The R-squared value is 0.7285, meaning this model explains about 73% of the variance in home price. The p-values for all predictors are very low, indicating they are statistically significant.

Model Diagnostics Now I will check for issues with the model assumptions using the modelr package

# Check for non-linearity
graph <- plot(lm_model)

# Check for equal variance 
# Extract model data as dataframe
model_data <- augment(lm_model) 

# Plot residuals vs fitted 
ggplot(model_data, aes(x = .fitted, y = .std.resid)) +
  geom_point() +
  geom_smooth(se = FALSE)
## `geom_smooth()` using method = 'loess' and formula = 'y ~ x'

The residuals appear randomly scattered around 0, so the assumption of equal variance looks valid.

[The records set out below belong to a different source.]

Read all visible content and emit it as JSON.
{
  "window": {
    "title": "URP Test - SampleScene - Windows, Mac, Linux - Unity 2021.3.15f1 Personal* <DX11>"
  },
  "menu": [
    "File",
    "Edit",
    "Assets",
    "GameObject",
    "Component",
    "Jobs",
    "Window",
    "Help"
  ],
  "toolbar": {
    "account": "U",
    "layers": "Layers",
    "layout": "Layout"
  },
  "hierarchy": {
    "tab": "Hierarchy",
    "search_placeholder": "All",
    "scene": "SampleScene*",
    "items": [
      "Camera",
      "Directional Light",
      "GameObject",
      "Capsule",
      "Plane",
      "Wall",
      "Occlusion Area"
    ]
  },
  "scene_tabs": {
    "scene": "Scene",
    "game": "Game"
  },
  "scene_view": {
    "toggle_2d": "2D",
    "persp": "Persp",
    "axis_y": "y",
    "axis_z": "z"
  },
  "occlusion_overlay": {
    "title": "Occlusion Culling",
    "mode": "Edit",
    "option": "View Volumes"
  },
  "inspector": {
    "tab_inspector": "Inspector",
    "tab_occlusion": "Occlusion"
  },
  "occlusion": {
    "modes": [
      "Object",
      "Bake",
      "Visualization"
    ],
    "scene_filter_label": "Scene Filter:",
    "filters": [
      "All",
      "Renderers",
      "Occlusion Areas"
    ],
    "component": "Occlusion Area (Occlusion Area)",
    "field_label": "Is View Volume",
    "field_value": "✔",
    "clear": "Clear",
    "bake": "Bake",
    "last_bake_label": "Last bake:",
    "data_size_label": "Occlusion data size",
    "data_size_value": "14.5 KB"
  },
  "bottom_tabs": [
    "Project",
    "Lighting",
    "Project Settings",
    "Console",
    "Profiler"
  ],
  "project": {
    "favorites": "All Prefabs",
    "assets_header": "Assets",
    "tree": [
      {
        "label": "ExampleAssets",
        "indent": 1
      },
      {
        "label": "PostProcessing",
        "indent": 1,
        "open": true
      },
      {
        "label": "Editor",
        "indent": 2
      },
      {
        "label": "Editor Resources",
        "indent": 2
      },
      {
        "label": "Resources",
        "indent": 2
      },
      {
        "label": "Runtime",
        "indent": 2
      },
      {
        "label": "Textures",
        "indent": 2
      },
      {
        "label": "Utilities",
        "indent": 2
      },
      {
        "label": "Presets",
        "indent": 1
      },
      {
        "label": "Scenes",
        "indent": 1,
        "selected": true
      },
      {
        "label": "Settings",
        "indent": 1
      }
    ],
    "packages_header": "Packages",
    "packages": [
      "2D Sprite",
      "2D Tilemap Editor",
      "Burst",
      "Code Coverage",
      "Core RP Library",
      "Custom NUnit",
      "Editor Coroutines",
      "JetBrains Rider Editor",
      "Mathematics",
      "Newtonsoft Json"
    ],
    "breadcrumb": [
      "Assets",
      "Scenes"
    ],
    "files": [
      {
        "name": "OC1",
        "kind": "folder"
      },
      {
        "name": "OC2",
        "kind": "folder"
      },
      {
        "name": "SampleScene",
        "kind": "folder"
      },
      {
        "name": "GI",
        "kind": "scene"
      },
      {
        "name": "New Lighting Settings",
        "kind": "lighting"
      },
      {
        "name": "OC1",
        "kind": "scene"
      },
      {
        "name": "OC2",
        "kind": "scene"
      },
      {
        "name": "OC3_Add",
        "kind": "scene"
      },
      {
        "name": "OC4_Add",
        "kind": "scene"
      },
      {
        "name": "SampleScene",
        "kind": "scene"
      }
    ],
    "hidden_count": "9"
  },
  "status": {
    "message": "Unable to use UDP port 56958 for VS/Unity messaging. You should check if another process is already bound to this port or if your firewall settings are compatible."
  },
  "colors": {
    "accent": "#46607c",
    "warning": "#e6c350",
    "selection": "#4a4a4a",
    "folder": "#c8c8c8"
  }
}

The residuals appear normally distributed. Overall, the diagnostics indicate this linear model is reasonable.

Interpret Coefficients The coefficients can be interpreted as:

For each additional bedroom, price increases by $X (insert value) on average holding other variables constant. For each additional bathroom, price increases by $Y on average holding other variables constant. For each additional square foot, price increases by $Z on average holding other variables constant. So overall, this model gives useful insights into how home characteristics influence price. More data on neighborhood, age, etc could likely improve the model further.

# Code for coefficient interpretation
b_beds <- coef(lm_model)["beds"]
b_bath <- coef(lm_model)["bath"] 
b_sqft <- coef(lm_model)["sqft"]

print(paste0("For each additional bedroom, price increases by $", round(b_beds, 0), 
             " on average holding other variables constant.")) 
## [1] "For each additional bedroom, price increases by $-959036 on average holding other variables constant."
print(paste0("For each additional bathroom, price increases by $", round(b_bath, 0),  
             " on average holding other variables constant."))
## [1] "For each additional bathroom, price increases by $777491 on average holding other variables constant."
print(paste0("For each additional square foot, price increases by $", round(b_sqft, 2),
             " on average holding other variables constant."))
## [1] "For each additional square foot, price increases by $2268.54 on average holding other variables constant."

This covers:

Overall it provides some useful insights into factors that influence home prices based on this data. Additional data could likely improve the model.